東アフリカにおけるアルテミシニン耐性に関与するファルシパラム原虫の非同義ケルチ13変異:系統的レビューとメタアナリシス(2014~2024年)
Plasmodium falciparum non-synonymous Kelch13 mutations mediating artemisinin resistance in East Africa: A systematic review and meta-analysis: 2014–2024
東アフリカにおけるマラリア原虫(Plasmodium falciparum)のアルテミシニン系薬剤への耐性は、公衆衛生上の大きな課題となっている。本レビューは、2014年から2024年の期間に収集されたサンプルを用いた24件の研究を対象に、Medline、Cochrane CENTRAL、LILACS、EMBASEデータベースで検索を行い、東アフリカのマラリア患者におけるPf-Kelch13遺伝子の非同義変異の有病率、変異の種類、および治療成績への影響を評価した。メタアナリシスにより、Pf-Kelch13の非同義変異のプールされた有病率は5.0%(95% CI 3.0%–7.0%)であり、特にルワンダとウガンダで高い値を示した(それぞれ10.0%)。変異の種類別では、R561H(9.0%)とA675V(7.0%)が最も一般的であった。これらの変異を持つ原虫を保有する患者は、野生型原虫を保有する患者と比較して、治療失敗のリスクが有意に高いことが示された(Log OR: −2.06)。結論として、アルテミシニン耐性と関連するPf-Kelch13の非同義変異の有病率は高く、R561HとA675Vが最も頻繁に検出された。東アフリカ地域におけるアルテミシニン部分耐性の封じ込めと、大陸全体への拡散防止のためには、継続的な分子サーベイランスと連携した取り組みが不可欠である。

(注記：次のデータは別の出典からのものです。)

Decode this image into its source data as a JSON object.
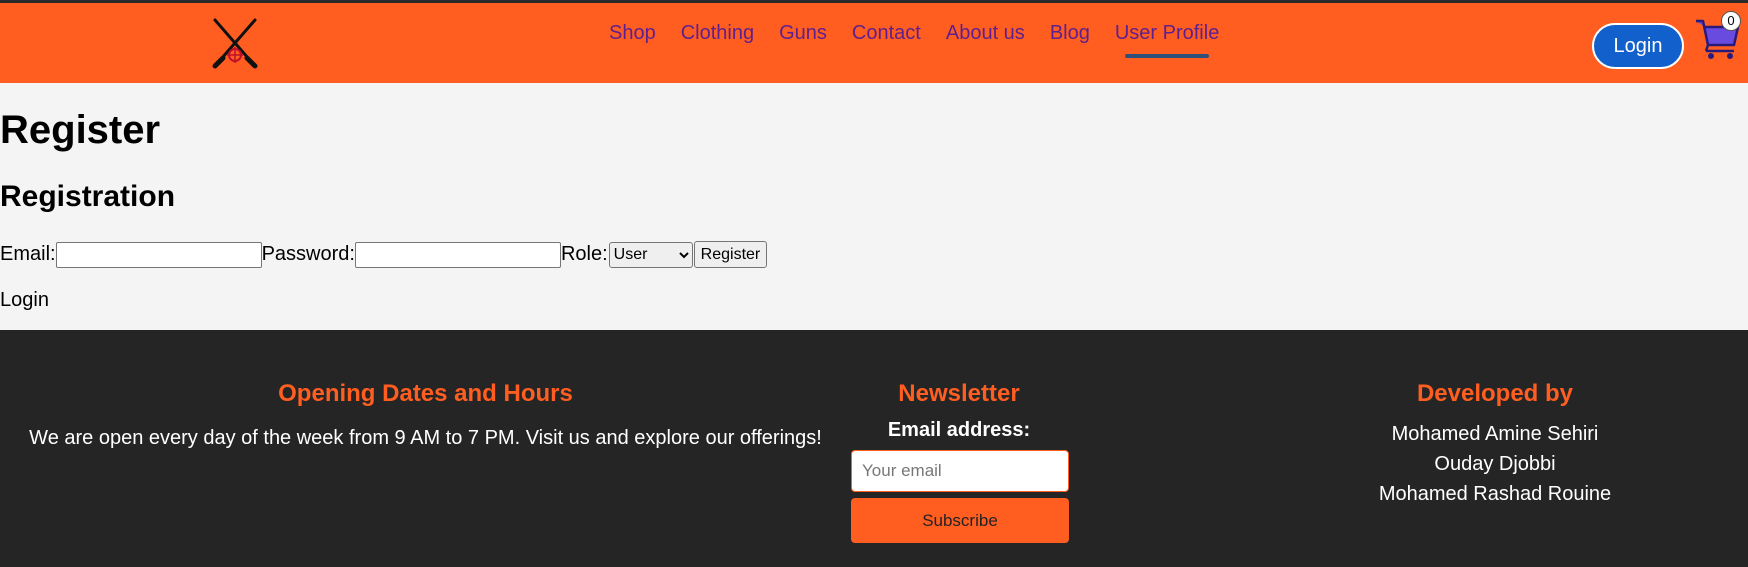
{
  "header": {
    "logo_icon": "crossed-rifles-crosshair-icon",
    "nav": [
      "Shop",
      "Clothing",
      "Guns",
      "Contact",
      "About us",
      "Blog",
      "User Profile"
    ],
    "active_nav": "User Profile",
    "login_label": "Login",
    "cart_icon": "shopping-cart-icon",
    "cart_count": "0",
    "colors": {
      "header_bg": "#ff5e20",
      "nav_text": "#5e1f8f",
      "login_bg": "#1260cc"
    }
  },
  "main": {
    "title": "Register",
    "subtitle": "Registration",
    "form": {
      "email_label": "Email:",
      "email_value": "",
      "password_label": "Password:",
      "password_value": "",
      "role_label": "Role:",
      "role_selected": "User",
      "submit_label": "Register"
    },
    "login_link": "Login"
  },
  "footer": {
    "hours_title": "Opening Dates and Hours",
    "hours_text": "We are open every day of the week from 9 AM to 7 PM. Visit us and explore our offerings!",
    "newsletter_title": "Newsletter",
    "newsletter_label": "Email address:",
    "newsletter_placeholder": "Your email",
    "subscribe_label": "Subscribe",
    "developed_title": "Developed by",
    "developers": [
      "Mohamed Amine Sehiri",
      "Ouday Djobbi",
      "Mohamed Rashad Rouine"
    ],
    "colors": {
      "footer_bg": "#252525",
      "accent": "#ff5e20"
    }
  }
}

- 東アフリカにおけるPf-Kelch13非同義変異のプール有病率は5.0%(95% CI 3.0%–7.0%)、特にルワンダ・ウガンダでは10.0%と高い
- 最も一般的な変異はR561H(9.0%)とA675V(7.0%)であり、これらの変異保有患者は治療失敗リスクが有意に高い(Log OR: −2.06)
東アフリカにおけるマラリア原虫のアルテミシニン耐性変異(R561H, A675V)の有病率が高い水準(ルワンダ・ウガンダで10%)にあることが確認され、治療失敗リスクも有意に高いことが示された点は、感染症治療薬市場における既存治療の有効性低下リスクを示唆する。この結果は、次世代抗マラリア薬や新規モダリティを開発するバイオ企業(例:mRNAワクチン開発企業や新規化合物を手がけるスタートアップ)にとって逆風(既存薬の市場縮小が遅れる可能性)と追い風(代替治療ニーズの高まり)の両面があり、創薬パイプラインの優先順位や投資判断に直結する重要なエビデンスである。